Nuevas noticias científicas conectan el clima, la exploración espacial y varios descubrimientos sorprendentes.
La semana científica estuvo dominada por señales importantes del clima. La autoridad oceánica y atmosférica de Estados Unidos declaró el inicio de El Niño, la fase cálida de un patrón natural del Pacífico. Este fenómeno influye en la temperatura del planeta y puede alterar las lluvias en regiones muy distintas.
Según muchos modelos, el episodio podría ser especialmente intenso. Sus efectos se vigilarán en incendios forestales, cosechas y reservas de agua. La clave está en que una variación del océano puede modificar patrones atmosféricos a gran escala.
Otro foco estuvo en el Atlántico Norte. Al sur de Groenlandia se expande una zona de agua anómalamente fría. Su evolución preocupa porque podría estar relacionada con una ralentización de corrientes que distribuyen calor por el hemisferio norte. Estos sistemas oceánicos ayudan a regular el clima, de modo que sus cambios importan mucho.
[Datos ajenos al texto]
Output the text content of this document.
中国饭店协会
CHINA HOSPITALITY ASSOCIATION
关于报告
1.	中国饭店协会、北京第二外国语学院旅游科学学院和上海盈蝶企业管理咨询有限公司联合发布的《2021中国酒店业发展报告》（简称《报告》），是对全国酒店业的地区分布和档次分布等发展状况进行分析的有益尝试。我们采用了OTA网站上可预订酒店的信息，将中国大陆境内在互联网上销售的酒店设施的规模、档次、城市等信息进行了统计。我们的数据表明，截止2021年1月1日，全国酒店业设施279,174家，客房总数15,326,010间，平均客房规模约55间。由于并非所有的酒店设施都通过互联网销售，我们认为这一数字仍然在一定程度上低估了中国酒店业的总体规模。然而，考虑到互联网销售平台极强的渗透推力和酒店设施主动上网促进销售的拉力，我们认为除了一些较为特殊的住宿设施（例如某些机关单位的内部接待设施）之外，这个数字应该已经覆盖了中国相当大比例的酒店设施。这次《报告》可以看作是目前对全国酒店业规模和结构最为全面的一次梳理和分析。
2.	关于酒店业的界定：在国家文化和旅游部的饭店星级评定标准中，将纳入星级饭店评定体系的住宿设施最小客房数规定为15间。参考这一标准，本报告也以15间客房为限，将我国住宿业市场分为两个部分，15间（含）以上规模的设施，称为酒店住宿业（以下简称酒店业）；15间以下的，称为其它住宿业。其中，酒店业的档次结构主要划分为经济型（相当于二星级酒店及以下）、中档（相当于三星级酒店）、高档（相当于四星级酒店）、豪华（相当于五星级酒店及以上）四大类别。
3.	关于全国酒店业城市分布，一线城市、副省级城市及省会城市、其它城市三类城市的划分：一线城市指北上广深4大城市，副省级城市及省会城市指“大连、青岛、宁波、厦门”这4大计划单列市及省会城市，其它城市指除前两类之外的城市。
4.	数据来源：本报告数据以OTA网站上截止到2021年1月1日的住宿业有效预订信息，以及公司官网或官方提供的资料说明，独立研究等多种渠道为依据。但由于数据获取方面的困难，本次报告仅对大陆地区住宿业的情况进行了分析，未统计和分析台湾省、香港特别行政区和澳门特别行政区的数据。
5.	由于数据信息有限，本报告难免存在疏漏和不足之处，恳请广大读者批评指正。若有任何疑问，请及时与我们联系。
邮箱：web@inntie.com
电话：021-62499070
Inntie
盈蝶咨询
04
En paralelo, la NASA presentó la tripulación de Artemis III. Randy Bresnik comandará la misión y Luca Parmitano será el piloto; Andre Douglas y Frank Rubio participarán como especialistas. El lanzamiento está previsto para 2027 y servirá para probar aterrizadores lunares comerciales antes del regreso humano a la Luna, programado para 2028. Los problemas recientes de empresas privadas añaden incertidumbre al calendario.
La semana también dejó descubrimientos menos esperados. Un cementerio de ballenas de cinco millones de años en el océano Índico muestra cómo la muerte de grandes animales puede alimentar nuevos ecosistemas. En Escocia, una tumba de unos dos mil años revela un ritual funerario inusual. Además, unas notas de Richard Feynman fueron descifradas medio siglo después. La ciencia avanzó mirando al futuro y revisando huellas antiguas.